Location
- Country: Canada
- Province: Quebec
- Region: Côte-Nord
- Regional County Municipality: Minganie Regional County Municipality

Physical characteristics
- Source: Very little lake
- • location: L'Île-d'Anticosti
- • coordinates: 49°11′27″N 61°59′56″W﻿ / ﻿49.19083°N 61.99889°W
- • elevation: 72 m (236 ft)
- Mouth: Gulf of Saint Lawrence
- • location: L'Île-d'Anticosti
- • coordinates: 49°04′33″N 61°59′35″W﻿ / ﻿49.07583°N 61.99306°W
- • elevation: 1 m (3.3 ft)
- Length: 13.3 km (8.3 mi)

Basin features
- • left: (upstream) stream (coming from the northeast) and 3 small streams.
- • right: (upstream) stream (coming from the northwest), stream (coming from the northwest) and 3 small streams.

= Petite rivière de la Loutre =

The Petite rivière de la Loutre is a watercourse flowing into Gulf of St. Lawrence, flowing in the eastern part of the municipality of L'Île-d'Anticosti, in the Minganie Regional County Municipality, in the administrative region of Côte-Nord, in the province of Quebec, in Canada. The course of this river delimits the eastern part of the territory of SÉPAQ Anticosti and the logging zone; the two sections of SÉPAQ Anticosti territory are separated by 82.9 km.
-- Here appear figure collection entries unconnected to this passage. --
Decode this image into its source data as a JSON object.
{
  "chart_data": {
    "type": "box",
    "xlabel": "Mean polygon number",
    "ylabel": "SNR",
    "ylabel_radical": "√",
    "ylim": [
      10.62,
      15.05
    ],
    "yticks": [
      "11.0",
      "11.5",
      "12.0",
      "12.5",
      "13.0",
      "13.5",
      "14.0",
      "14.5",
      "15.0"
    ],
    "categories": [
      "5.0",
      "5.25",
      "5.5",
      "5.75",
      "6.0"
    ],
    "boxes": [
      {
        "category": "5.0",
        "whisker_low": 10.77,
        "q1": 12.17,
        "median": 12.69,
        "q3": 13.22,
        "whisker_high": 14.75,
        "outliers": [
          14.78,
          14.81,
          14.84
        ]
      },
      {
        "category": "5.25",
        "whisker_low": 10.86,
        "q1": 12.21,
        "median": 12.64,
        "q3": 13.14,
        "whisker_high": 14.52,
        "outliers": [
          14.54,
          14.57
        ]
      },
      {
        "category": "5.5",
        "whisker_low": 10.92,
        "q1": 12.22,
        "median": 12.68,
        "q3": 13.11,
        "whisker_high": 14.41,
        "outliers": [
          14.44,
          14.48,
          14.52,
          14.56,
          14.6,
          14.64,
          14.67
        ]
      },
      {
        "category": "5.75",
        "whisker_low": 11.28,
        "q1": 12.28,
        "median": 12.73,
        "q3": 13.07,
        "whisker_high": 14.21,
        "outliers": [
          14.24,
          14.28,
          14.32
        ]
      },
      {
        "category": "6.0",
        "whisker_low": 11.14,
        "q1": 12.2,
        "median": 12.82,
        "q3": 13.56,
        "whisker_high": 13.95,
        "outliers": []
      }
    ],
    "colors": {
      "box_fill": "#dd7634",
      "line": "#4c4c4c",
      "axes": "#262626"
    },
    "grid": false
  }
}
A forest road runs along the valley of this river. Forestry is the main economic activity in the western part of this area; secondly, recreational tourism activities, especially for the eastern part which is part of the SÉPAQ Anticosti.

== Geography ==
The Petite rivière de la Loutre flows between the rivière aux Loups Marins (located to the east) and the Corbet stream (located to the west).

The Petite rivière de la Loutre draws its source from a very small lake (altitude: 72 m) located in the eastern part of Anticosti Island. This source is located on the southeast side of Lac au Renard (head water body of Rivière au Renard), either at:
- 177.3 km east of the town center of the village of Port-Menier;
- 17.8 km south of Prinsta Bay, located on the north shore of Anticosti Island;
- 13.1 km north of the south shore of Anticosti Island.

From its source, the Petite rivière de la Loutre flows on 13.3 km towards the south with a drop of 71 m, until its mouth where the current bypasses a small Isle. This mouth is located at the end of a small bay, between Pointe aux Oies (located on the east side) and Pointe de la Croix (located on the west side).

The Petite rivière de la Loutre flows on the south shore of Anticosti Island, that is 25.3 km to the south-west of the Pointe de l'Est of the island, and at 177.3 km east of the village center of Port-Menier.

== Toponymy ==
The toponym "Petite rivière de la Loutre" was made official on September 12, 1974, at the Place Names Bank of the Commission de toponymie du Québec.